BROKERS AND MARKETS: one Clients' insight
While looking for the right boat a lot of questions came up. Where should we buy our boat?
What broker should we use and how much could we trust him?
Was one survey sufficient for to be sure we did not buy "a pig in a poke"?
What would it cost us having these people working on our behalf?
Were listing prices realistic or did boats sell under listing prices?
The answers to all of these questions and more were unknown to us and needed sorting out.
We chose to start looking and following the market way before we had our financing in order to get a feel for the market.
Initially we where thinking of buying on the west coast, the literature pointed out San Diego as a particularly interesting market. There where several areas on the west coast that had a lot of interesting listings, but mainly monohulls. It became apparent that the strongest catamaran market by far was found in the Caribbean. Deciding on our search geographically we could now follow specific boats and listings on yachtworld.com, but also at the larger broker sites. This gave us a feel for how fast the boats where moving and what prices where realistic. In today's market (2014) there didn't seem to be a lot of boats being sold with boats being listed for months on end. Eight months before departure to the Caribbean this made us confident we had a bit of time and did not have to move straight away.
Looking into what prices boats typically where sold for compared to listings in the Caribbean market was very difficult. In a buyers market we assumed they where being sold below, but at what percentage? The blog/forum-sphere was providing a lot of different information on the subject and we found examples of anything from 50 % below listing to the actual listing price. This is of course natural since a sellers' expectations might be very different. After looking into this for some time we got a gut feeling that a reasonably priced boat should be possible to get for approx 10% to 20 % below listing price.
So we where starting to get to a feel for the market, and now we needed a broker to work on our behalf. E-mailing a lot of brokers early on, seven months before we where planning to buy was not that helpful related to actually finding a boat, but it gave us important insight into how and how well they communicated. We sent out emails stating that the email was to establish contact and trust, while asking a series of concrete questions to a lot of brokers. Typically they where late in answering, didn't answer the questions, had poor english skills and/or just spammed me with listings. So even though it was not that helpful in actually finding a boat it helped us root out a lot of brokers we did not want to work with. Spending time on this part gave us a couple of forerunners that we felt where trustworthy. Keeping up email contact always replying promptly and giving relevant answers to our questions over a long period of time we started having long skype conversations. After talking to him in person we quickly realized Tony Brewer of "http://www.littleships.com/" in St Martin was the guy for us.
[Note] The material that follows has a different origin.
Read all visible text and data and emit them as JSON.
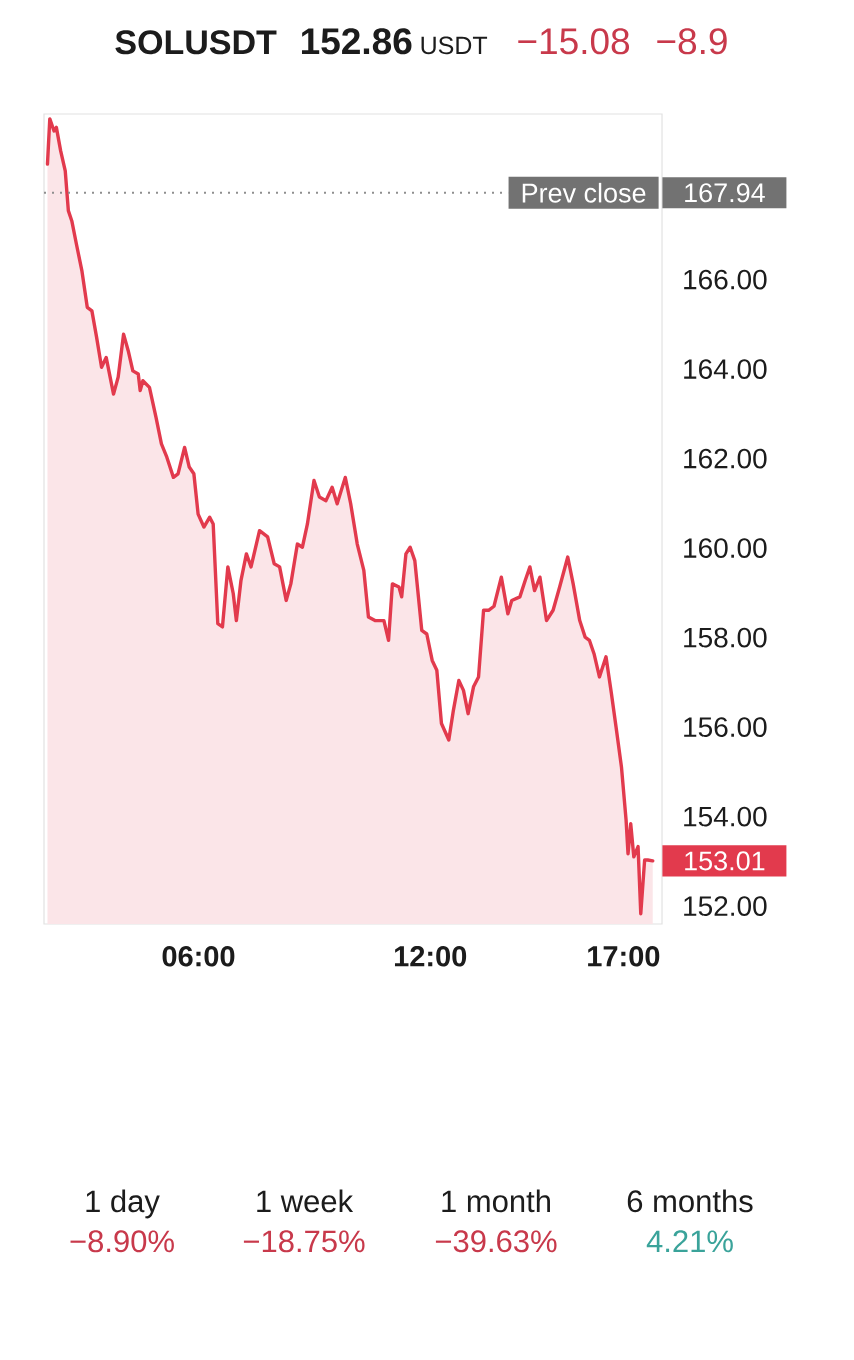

After deciding to go with Tony we have not regretted our decision for one second, he has been crucial to our project for providing know how, networking, good advice and impeccable service throughout the purchase and also after. To get an insight into how much faith the forum-sphere had in this turning out well for us you can read this thread. There are important things to keep in mind like the fact that the broker works on a commission off the sales price. So his incentive is not keeping the price down, but in our experience Tony went to great lengths to have both seller and us walking away from the deal smiling.
So if you are in the process of looking for a boat don't loose all faith in humanity there are good honest brokers out there.